The European Parliament endorsed the new EU-Morocco Sustainable Fisheries Partnership Agreement on Tuesday (12 February). Although it was a triumph for Morocco and its lobbying efforts in Brussels, it is unlikely to do anything to resolve a long-running legal and political saga in North Africa.
Morocco effectively annexed Western Sahara in 1975, sparking a guerrilla war with the Polisario Front, the independence movement which claims to represent the people of Western Sahara, which was ended by a UN-brokered ceasefire in 1991.
The conflict has been frozen ever since, although Morocco still occupies around two-thirds of the territory of Western Sahara. Former German President Horst Köhler is the UN envoy to Western Sahara tasked with re-starting the stalled peace process. However, Morocco still claims sovereignty over the Western Sahara and peace talks have made little progress.
The European Court of Justice ruled on 27 February that the EU’s fisheries agreement with Morocco is valid, but only if it does not include the disputed Western Sahara territory. That followed a similar ruling by the ECJ in December 2016 that an EU trade agreement with Morocco did not apply to Western Sahara.
Around 90% of the catches of European vessels are made in Western Saharan waters, the ECJ’s general counsel, Melchior Wathelet, said in an assessment in January 2018.
A statement by the European Parliament played down the political importance of the new fisheries deal, insisting that the agreement “does not prejudice the outcome of the political process on the final status of Western Sahara and fully supports UN efforts to find a political solution which allows the self-determination of the people of Western Sahara.”
But representatives of Polisario say the new fisheries pact “constitute(s) operations of robbery and of the plundering of the resources of our country.”

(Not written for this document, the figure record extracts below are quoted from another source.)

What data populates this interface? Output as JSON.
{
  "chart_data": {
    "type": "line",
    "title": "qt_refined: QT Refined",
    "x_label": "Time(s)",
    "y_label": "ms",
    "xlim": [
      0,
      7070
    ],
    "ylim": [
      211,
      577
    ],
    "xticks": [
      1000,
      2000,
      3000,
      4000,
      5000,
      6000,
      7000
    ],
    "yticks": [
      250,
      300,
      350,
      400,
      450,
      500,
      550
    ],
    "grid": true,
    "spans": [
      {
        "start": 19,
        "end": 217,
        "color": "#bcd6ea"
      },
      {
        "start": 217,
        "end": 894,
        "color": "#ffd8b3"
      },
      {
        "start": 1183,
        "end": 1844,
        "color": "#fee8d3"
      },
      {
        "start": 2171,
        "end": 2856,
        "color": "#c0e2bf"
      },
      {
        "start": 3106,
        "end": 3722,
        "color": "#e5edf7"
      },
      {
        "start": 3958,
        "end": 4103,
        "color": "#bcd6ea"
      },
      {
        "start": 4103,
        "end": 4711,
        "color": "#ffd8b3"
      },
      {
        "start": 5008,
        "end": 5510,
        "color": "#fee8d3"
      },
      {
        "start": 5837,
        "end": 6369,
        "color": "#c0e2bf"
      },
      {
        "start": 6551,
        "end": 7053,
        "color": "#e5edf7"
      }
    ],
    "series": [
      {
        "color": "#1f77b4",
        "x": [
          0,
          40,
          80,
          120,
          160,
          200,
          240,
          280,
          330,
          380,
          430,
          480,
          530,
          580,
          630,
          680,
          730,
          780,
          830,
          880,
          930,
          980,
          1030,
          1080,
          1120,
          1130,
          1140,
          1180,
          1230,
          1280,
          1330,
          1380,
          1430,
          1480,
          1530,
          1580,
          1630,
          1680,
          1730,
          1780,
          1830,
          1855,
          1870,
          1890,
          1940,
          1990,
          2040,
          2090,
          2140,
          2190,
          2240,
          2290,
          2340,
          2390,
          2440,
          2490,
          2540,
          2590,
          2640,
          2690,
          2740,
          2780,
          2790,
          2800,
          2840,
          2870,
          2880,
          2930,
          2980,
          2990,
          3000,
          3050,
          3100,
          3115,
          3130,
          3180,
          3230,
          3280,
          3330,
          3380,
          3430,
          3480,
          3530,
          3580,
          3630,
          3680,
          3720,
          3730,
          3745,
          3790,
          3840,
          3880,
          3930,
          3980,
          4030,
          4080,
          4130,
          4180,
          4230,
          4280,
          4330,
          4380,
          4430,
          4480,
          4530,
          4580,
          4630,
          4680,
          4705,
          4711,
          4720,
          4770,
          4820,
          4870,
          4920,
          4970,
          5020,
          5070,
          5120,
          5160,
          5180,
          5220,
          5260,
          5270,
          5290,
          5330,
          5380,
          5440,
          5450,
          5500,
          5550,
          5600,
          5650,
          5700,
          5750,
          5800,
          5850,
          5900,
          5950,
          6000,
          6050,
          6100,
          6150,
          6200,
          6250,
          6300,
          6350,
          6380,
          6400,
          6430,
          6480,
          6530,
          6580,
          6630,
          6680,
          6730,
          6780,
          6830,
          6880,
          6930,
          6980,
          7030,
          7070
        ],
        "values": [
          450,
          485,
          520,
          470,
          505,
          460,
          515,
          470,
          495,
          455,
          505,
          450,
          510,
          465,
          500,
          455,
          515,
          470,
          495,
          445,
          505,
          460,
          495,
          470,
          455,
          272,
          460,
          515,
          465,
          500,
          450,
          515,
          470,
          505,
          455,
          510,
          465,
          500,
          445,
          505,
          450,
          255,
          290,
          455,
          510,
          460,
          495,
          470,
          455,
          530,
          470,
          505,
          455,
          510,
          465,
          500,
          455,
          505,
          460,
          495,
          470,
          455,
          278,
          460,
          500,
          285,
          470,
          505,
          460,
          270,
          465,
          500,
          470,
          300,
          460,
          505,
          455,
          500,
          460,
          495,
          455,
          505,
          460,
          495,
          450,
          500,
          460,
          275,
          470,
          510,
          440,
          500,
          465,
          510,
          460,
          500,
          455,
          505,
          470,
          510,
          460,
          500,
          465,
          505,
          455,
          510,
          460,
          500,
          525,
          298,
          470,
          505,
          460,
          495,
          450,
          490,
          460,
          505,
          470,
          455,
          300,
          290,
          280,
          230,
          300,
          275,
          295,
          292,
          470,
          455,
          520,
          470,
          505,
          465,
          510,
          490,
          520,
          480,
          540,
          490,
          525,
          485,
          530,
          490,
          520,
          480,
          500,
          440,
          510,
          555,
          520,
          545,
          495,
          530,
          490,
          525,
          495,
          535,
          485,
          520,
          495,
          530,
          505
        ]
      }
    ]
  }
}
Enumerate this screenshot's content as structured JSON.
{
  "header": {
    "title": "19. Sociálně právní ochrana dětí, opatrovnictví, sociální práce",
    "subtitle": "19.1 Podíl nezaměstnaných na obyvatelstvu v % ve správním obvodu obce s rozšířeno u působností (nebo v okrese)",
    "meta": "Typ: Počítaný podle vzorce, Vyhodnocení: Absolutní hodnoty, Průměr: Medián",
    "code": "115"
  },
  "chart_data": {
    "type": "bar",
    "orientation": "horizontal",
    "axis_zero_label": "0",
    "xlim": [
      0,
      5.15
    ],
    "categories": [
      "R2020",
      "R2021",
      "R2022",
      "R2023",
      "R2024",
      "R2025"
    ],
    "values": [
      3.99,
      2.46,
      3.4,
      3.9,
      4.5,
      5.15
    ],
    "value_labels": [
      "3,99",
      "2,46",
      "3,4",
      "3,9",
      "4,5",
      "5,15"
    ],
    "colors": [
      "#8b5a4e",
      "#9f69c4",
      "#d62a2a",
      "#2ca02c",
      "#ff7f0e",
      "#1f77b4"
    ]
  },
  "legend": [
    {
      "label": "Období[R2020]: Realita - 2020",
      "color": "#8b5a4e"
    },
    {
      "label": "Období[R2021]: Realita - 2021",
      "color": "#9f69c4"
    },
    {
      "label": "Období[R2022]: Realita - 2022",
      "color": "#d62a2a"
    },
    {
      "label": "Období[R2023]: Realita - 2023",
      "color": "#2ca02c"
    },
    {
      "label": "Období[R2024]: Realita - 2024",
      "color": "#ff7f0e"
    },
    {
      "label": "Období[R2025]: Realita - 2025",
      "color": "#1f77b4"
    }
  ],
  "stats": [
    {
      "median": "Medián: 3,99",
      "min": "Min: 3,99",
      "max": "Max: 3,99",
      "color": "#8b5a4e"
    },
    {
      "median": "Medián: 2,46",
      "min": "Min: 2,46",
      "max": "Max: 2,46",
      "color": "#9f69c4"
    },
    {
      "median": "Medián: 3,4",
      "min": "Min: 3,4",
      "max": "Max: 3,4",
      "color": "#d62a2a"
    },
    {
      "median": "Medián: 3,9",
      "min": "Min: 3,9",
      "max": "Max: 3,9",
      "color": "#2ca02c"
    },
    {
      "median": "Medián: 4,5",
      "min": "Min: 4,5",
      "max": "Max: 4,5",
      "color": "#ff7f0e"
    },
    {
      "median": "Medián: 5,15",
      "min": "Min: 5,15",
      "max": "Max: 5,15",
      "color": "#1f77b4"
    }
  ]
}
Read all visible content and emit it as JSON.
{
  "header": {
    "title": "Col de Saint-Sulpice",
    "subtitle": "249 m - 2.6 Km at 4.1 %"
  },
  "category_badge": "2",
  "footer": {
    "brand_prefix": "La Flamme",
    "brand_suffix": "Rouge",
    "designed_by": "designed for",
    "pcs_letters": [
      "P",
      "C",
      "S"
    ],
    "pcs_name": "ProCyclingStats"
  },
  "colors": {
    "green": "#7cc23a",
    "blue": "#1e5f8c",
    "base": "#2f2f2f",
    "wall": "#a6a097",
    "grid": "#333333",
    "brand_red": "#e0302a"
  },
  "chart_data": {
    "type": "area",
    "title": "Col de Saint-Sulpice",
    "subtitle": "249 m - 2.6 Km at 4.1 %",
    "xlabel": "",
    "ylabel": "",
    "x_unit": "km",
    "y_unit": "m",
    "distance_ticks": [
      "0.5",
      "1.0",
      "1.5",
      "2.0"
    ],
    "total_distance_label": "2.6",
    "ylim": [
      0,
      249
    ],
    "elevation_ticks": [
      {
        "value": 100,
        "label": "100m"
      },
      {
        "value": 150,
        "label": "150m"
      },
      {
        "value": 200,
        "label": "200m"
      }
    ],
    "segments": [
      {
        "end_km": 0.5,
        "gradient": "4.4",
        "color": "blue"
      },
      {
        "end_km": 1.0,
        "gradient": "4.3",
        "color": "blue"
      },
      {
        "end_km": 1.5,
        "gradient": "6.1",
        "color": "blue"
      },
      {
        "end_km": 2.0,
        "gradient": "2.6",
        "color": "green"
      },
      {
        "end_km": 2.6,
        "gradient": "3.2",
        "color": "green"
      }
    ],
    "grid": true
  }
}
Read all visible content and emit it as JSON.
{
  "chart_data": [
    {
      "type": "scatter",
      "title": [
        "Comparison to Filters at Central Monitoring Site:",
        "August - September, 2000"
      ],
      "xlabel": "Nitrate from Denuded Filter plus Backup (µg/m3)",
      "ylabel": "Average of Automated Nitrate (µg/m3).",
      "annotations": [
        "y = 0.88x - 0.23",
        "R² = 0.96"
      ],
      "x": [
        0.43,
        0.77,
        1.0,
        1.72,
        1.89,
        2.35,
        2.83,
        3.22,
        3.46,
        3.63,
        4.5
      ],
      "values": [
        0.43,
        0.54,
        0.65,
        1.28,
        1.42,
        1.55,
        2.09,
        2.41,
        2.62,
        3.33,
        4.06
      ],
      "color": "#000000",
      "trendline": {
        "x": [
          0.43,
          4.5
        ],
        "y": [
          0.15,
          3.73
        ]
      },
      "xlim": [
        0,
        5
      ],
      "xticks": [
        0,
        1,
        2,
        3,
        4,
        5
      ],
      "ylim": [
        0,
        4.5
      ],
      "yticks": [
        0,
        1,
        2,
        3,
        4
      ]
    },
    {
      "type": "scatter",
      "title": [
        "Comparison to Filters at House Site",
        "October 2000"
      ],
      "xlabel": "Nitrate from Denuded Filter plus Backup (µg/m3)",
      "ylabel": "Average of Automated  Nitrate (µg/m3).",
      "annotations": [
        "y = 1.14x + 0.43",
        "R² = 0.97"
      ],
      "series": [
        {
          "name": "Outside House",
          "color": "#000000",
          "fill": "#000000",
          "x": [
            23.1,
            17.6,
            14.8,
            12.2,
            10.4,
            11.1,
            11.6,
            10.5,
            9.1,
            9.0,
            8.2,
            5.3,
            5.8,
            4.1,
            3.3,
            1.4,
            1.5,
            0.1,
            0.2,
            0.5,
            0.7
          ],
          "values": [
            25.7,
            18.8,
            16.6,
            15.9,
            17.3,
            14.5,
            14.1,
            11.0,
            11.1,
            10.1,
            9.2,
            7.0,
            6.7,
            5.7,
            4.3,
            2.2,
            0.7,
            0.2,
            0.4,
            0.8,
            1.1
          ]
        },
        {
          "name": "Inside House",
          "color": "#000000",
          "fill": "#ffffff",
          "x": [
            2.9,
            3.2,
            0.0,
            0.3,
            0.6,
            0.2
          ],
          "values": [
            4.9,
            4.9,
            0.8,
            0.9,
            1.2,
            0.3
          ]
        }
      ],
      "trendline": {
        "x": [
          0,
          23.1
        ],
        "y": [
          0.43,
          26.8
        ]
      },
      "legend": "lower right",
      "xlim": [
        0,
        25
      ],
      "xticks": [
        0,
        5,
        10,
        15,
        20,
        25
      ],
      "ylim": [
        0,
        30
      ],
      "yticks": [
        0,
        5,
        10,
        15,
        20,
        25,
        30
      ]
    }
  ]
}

Key to the ECJ’s ruling was that any future agreement between the EU and Morocco involving Western Sahara would require the consent of the Sahrawi people, and directly benefit them.
Morocco says that this has been achieved, and that it has obtained the consent of elected officials and business leaders in Western Sahara. A Moroccan government official told EURACTIV that Polisario representatives had been invited for negotiations with them and EU officials but refused to attend.
Rabat accuses Polisario of failing its people through its intransigence.
“It is a matter of development. The people of Western Sahara need jobs and schools. We have invested a huge amount in Western Sahara,” a Moroccan official told EURACTIV.
Polisario’s representative in Brussels, Mohamed Sidati, has described the talks with Sahrawi representatives as “a scaffolding of false consultations”. Sidati added that the new EU-Morocco pact would “undermine the UN peace process”.
The process of the Parliament approving the deal has been far from smooth. Patricia Lalonde, a French Liberal MEP, resigned as rapporteur for the Parliament’s International Trade Committee in December, just before deputies voted on her report. Her departure followed accusations that she had a conflict of interest by serving alongside a number of Moroccan officials on the board of directors of Fondation EuroMedA.
Meanwhile, a fact-finding mission by Lalonde and several other MEPs in September 2018 focused on two cities in Western Sahara occupied by Morocco.
“Polisario is not the only representative of Western Sahara,” a separate Moroccan official told EURACTIV. “You cannot claim to have a monopoly on representation. That is not democratic,” the official added.
Morocco has positioned itself as a useful ally to the EU and, with Spain and France, its main European trading partners and main diplomatic supporters, has established what a Rabat official describes as a “privileged relationship with the EU”.
It has more difficulty with the Trump administration in the US. Trump’s National Security Adviser John Bolton recently voiced his support for a referendum in the disputed territory.
Before voting to adopt the new fisheries agreement, MEPs rejected the possibility of referring it to the Court of Justice to verify its validity. Polisario and its legal representatives say they will take the matter back to the Luxembourg-based court themselves. In other words, little has changed, with or without the new agreement.